Editorial: Too clever for their own good
Friday, Sept. 19, 2003 | 9:17 a.m.
On Wednesday President Bush said there is no evidence linking Saddam Hussein to the 9-11 terrorist attacks. The president's statement is part of an effort by the White House in the past few days to concede that there wasn't such a connection. The backdrop to all of this is a recent Washington Post poll in which 69 percent of those surveyed said Saddam was involved in the terrorist attacks. The irony is that this misguided view didn't develop in a vacuum. All along it has been the White House, especially in the lead-up to the invasion of Iraq, that has intimated that a link existed.
One example of this misleading campaign can be found in an important speech on Iraq that Bush delivered last year in Cincinnati.
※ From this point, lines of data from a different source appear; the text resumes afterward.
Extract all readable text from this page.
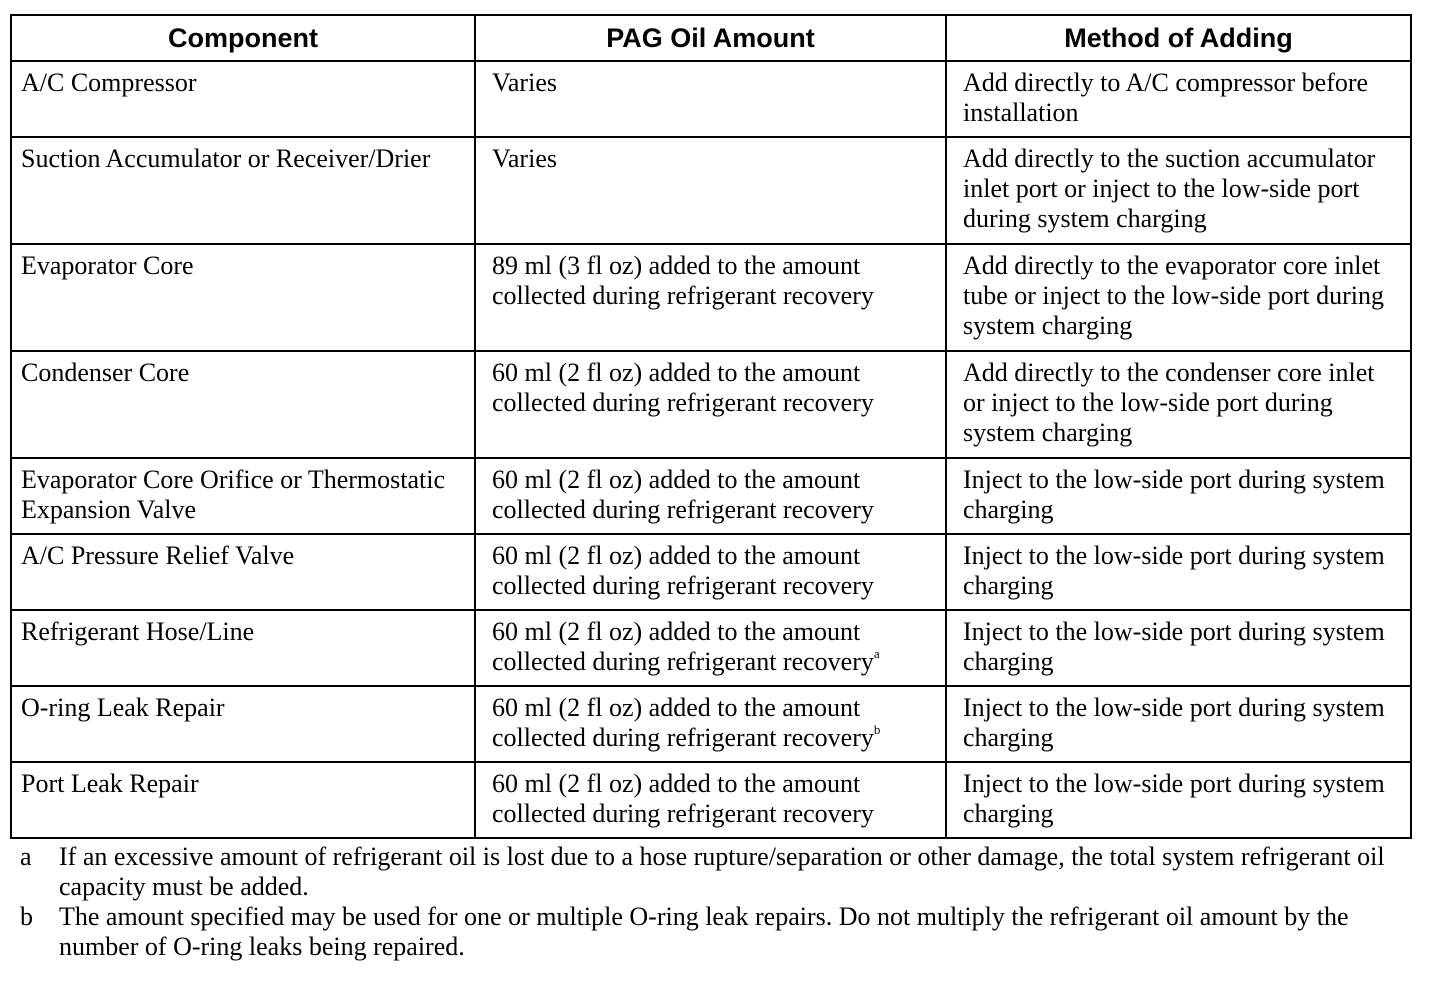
Component	PAG Oil Amount	Method of Adding
A/C Compressor	Varies	Add directly to A/C compressor before installation
Suction Accumulator or Receiver/Drier	Varies	Add directly to the suction accumulator inlet port or inject to the low-side port during system charging
Evaporator Core	89 ml (3 fl oz) added to the amount collected during refrigerant recovery	Add directly to the evaporator core inlet tube or inject to the low-side port during system charging
Condenser Core	60 ml (2 fl oz) added to the amount collected during refrigerant recovery	Add directly to the condenser core inlet or inject to the low-side port during system charging
Evaporator Core Orifice or Thermostatic Expansion Valve	60 ml (2 fl oz) added to the amount collected during refrigerant recovery	Inject to the low-side port during system charging
A/C Pressure Relief Valve	60 ml (2 fl oz) added to the amount collected during refrigerant recovery	Inject to the low-side port during system charging
Refrigerant Hose/Line	60 ml (2 fl oz) added to the amount collected during refrigerant recovery$^a$	Inject to the low-side port during system charging
O-ring Leak Repair	60 ml (2 fl oz) added to the amount collected during refrigerant recovery$^b$	Inject to the low-side port during system charging
Port Leak Repair	60 ml (2 fl oz) added to the amount collected during refrigerant recovery	Inject to the low-side port during system charging

a If an excessive amount of refrigerant oil is lost due to a hose rupture/separation or other damage, the total system refrigerant oil capacity must be added.

b The amount specified may be used for one or multiple O-ring leak repairs. Do not multiply the refrigerant oil amount by the number of O-ring leaks being repaired.
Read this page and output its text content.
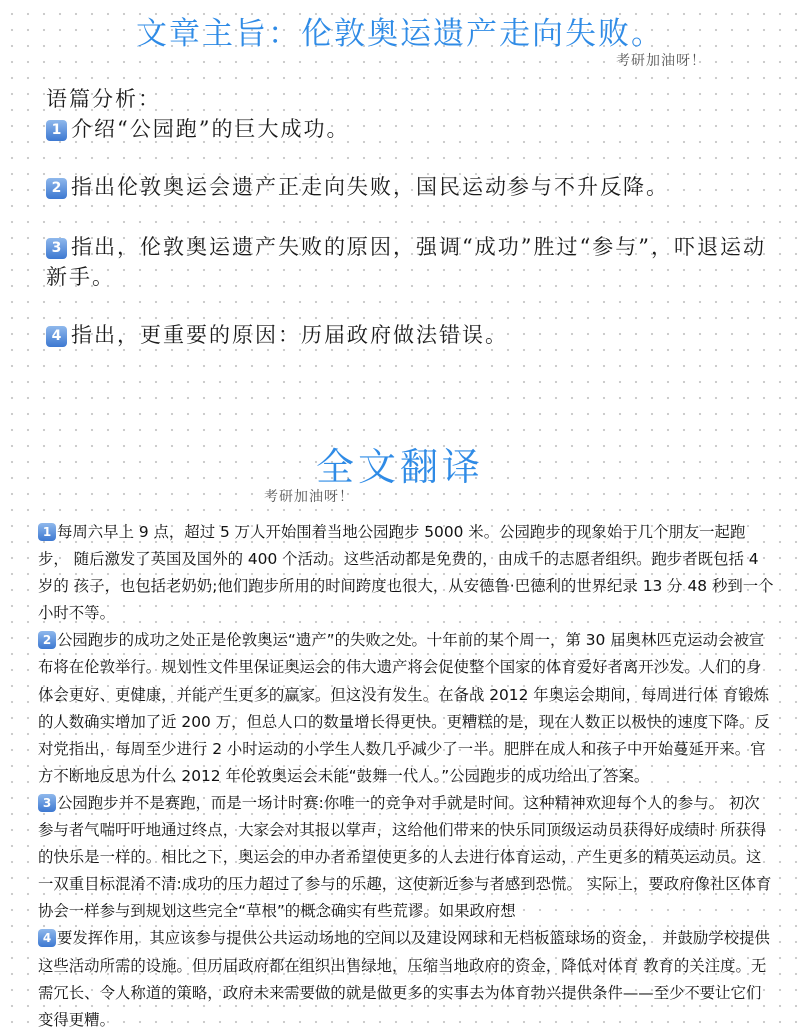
文章主旨：伦敦奥运遗产走向失败。
考研加油呀！
语篇分析：
1 介绍“公园跑”的巨大成功。
2 指出伦敦奥运会遗产正走向失败，国民运动参与不升反降。
3 指出，伦敦奥运遗产失败的原因，强调“成功”胜过“参与”，吓退运动新手。
4 指出，更重要的原因：历届政府做法错误。
全文翻译
考研加油呀！

1 每周六早上 9 点，超过 5 万人开始围着当地公园跑步 5000 米。公园跑步的现象始于几个朋友一起跑步， 随后激发了英国及国外的 400 个活动。这些活动都是免费的，由成千的志愿者组织。跑步者既包括 4 岁的 孩子，也包括老奶奶;他们跑步所用的时间跨度也很大，从安德鲁·巴德利的世界纪录 13 分 48 秒到一个小时不等。

2 公园跑步的成功之处正是伦敦奥运“遗产”的失败之处。十年前的某个周一，第 30 届奥林匹克运动会被宣布将在伦敦举行。规划性文件里保证奥运会的伟大遗产将会促使整个国家的体育爱好者离开沙发。人们的身体会更好、更健康，并能产生更多的赢家。但这没有发生。在备战 2012 年奥运会期间，每周进行体 育锻炼的人数确实增加了近 200 万，但总人口的数量增长得更快。更糟糕的是，现在人数正以极快的速度下降。反对党指出，每周至少进行 2 小时运动的小学生人数几乎减少了一半。肥胖在成人和孩子中开始蔓延开来。官方不断地反思为什么 2012 年伦敦奥运会未能“鼓舞一代人。”公园跑步的成功给出了答案。

3 公园跑步并不是赛跑，而是一场计时赛:你唯一的竞争对手就是时间。这种精神欢迎每个人的参与。 初次参与者气喘吁吁地通过终点，大家会对其报以掌声，这给他们带来的快乐同顶级运动员获得好成绩时 所获得的快乐是一样的。相比之下，奥运会的申办者希望使更多的人去进行体育运动，产生更多的精英运动员。这一双重目标混淆不清:成功的压力超过了参与的乐趣，这使新近参与者感到恐慌。 实际上，要政府像社区体育协会一样参与到规划这些完全“草根”的概念确实有些荒谬。如果政府想

4 要发挥作用，其应该参与提供公共运动场地的空间以及建设网球和无档板篮球场的资金， 并鼓励学校提供这些活动所需的设施。但历届政府都在组织出售绿地，压缩当地政府的资金，降低对体育 教育的关注度。无需冗长、令人称道的策略，政府未来需要做的就是做更多的实事去为体育勃兴提供条件——至少不要让它们变得更糟。
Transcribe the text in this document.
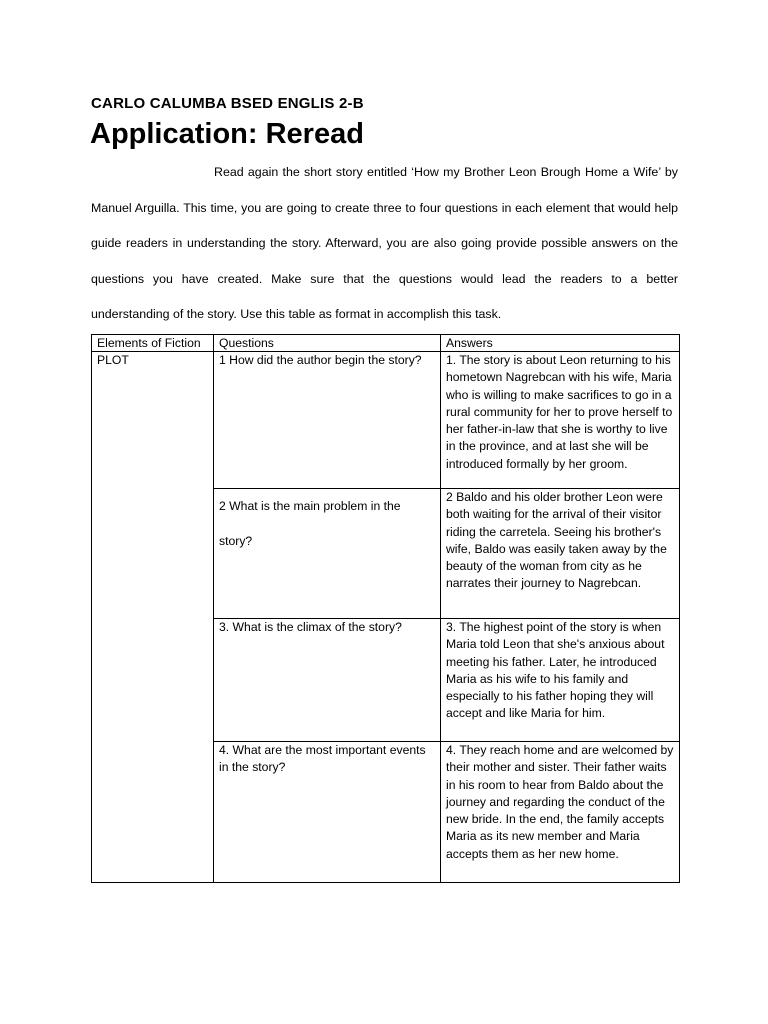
CARLO CALUMBA BSED ENGLIS 2-B
Application: Reread
Read again the short story entitled ‘How my Brother Leon Brough Home a Wife’ by Manuel Arguilla. This time, you are going to create three to four questions in each element that would help guide readers in understanding the story. Afterward, you are also going provide possible answers on the questions you have created. Make sure that the questions would lead the readers to a better understanding of the story. Use this table as format in accomplish this task.
Elements of Fiction	Questions	Answers
PLOT	1 How did the author begin the story?	1. The story is about Leon returning to his hometown Nagrebcan with his wife, Maria who is willing to make sacrifices to go in a rural community for her to prove herself to her father-in-law that she is worthy to live in the province, and at last she will be introduced formally by her groom.
	2 What is the main problem in the story?	2 Baldo and his older brother Leon were both waiting for the arrival of their visitor riding the carretela. Seeing his brother's wife, Baldo was easily taken away by the beauty of the woman from city as he narrates their journey to Nagrebcan.
	3. What is the climax of the story?	3. The highest point of the story is when Maria told Leon that she's anxious about meeting his father. Later, he introduced Maria as his wife to his family and especially to his father hoping they will accept and like Maria for him.
	4. What are the most important events in the story?	4. They reach home and are welcomed by their mother and sister. Their father waits in his room to hear from Baldo about the journey and regarding the conduct of the new bride. In the end, the family accepts Maria as its new member and Maria accepts them as her new home.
Notice how in the following passage the president weaves together al-Qaida, 9-11 and Saddam to make one of the administration's arguments for invading Iraq: "We know that Iraq and al-Qaida have had high-level contacts that go back a decade. Some al-Qaida leaders who fled Afghanistan went to Iraq. ... We've learned that Iraq has trained al-Qaida members in bomb-making and poisons and deadly gases. And we know that after September the 11th, Saddam Hussein's regime gleefully celebrated the terrorist attacks on America." The president and his advisers, prior to this week, did not explicitly say that Saddam orchestrated the attacks against the World Trade Center and the Pentagon. But by cleverly juxtaposing Iraq, al-Qaida and 9-11 in speeches and in their other public comments they left people with the false impression that Iraq played a role.
Removing Saddam from power was a just cause, but the administration's deceiving statements before the war have come back to haunt the White House. The administration's giddy optimism about how we'd be viewed as liberators, and its failure to present a coherent post-war reconstruction plan, also have contributed to a significant decline in support for Bush's Iraq policy. (A CBS News poll released Wednesday found that only 22 percent of Americans believe the White House has a clear plan for rebuilding Iraq while 64 percent don't.) Opposition isn't coming from just Democrats -- some Republicans in Congress also are questioning our current Iraq policy. The slide in support can be halted -- but it will require the president to more than just say there wasn't a Saddam connection to 9-11. To reclaim the support he is losing for his Iraq policy, he has to start le veling with the American people about what's happening in Iraq and acknowledging how difficult the road ahead will be.